あいつは、ローは完璧超人だ。医者を目指せる水準の学力に、初対面だった学部の違う俺に話し掛けて友人になれるコミュニケーション能力、芸術作品みたいな整った顔にお手本のような体型。たまにある隙だってそれは相手を引き込んで離さない長所に転じる。存在が卑怯とも言えるローは、俺と付き合うまではあらゆる女性から引く手数多だったと聞いた。いや残念ながら俺と付き合ってからも引く手数多だった訳だけど。女の浮気は抱いてみれば分かるというが男の浮気は証拠がないと分からん。

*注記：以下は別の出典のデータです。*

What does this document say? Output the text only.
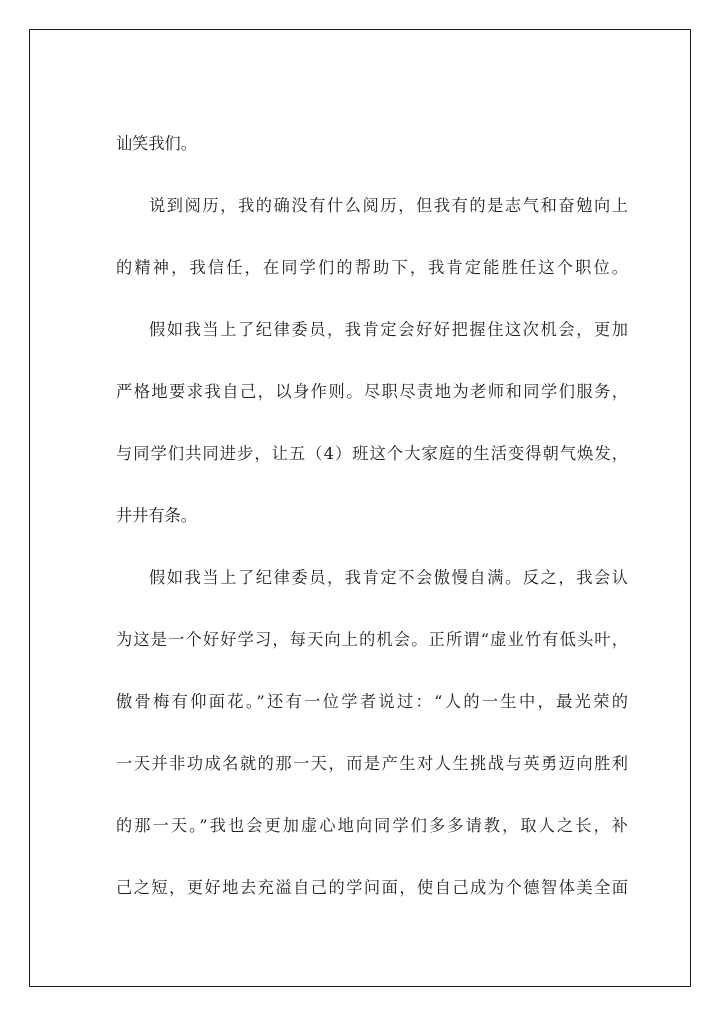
讪笑我们。
说到阅历，我的确没有什么阅历，但我有的是志气和奋勉向上
的精神，我信任，在同学们的帮助下，我肯定能胜任这个职位。
假如我当上了纪律委员，我肯定会好好把握住这次机会，更加
严格地要求我自己，以身作则。尽职尽责地为老师和同学们服务，
与同学们共同进步，让五（4）班这个大家庭的生活变得朝气焕发，
井井有条。
假如我当上了纪律委员，我肯定不会傲慢自满。反之，我会认
为这是一个好好学习，每天向上的机会。正所谓“虚业竹有低头叶，
傲骨梅有仰面花。”还有一位学者说过：“人的一生中，最光荣的
一天并非功成名就的那一天，而是产生对人生挑战与英勇迈向胜利
的那一天。”我也会更加虚心地向同学们多多请教，取人之长，补
己之短，更好地去充溢自己的学问面，使自己成为个德智体美全面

かと言って俺だってまだまだ人生これからだ。なんかうまいこと可愛い彼女を見付けられるかもしれない。田舎にいた頃はちょっと頭の弱い可愛い女の子がタイプだったし。そんなの都会に来れば山程いるだろう。町を歩いたらそんな子と一日に何人すれ違えるだろうか。

そんな考えに、思わず苦笑する。新しく出来るかもしれない彼女に思いを馳せた訳じゃない。頭に浮かんでしまった、簡単な疑問。

それじゃなんで俺達、付き合ってたんだよ。

引きつり笑いを浮かべる口元とは裏腹に、寝起きの目元はまだ涙腺が緩い。はは、と口から笑いが漏れたのを抑えるように、ぺしり、と左手で両目を覆った。ローには、俺じゃなきゃいけない意味なんてあったのか?ああ、こうなる前に、なんなら付き合う前に気付けたらよかったのに。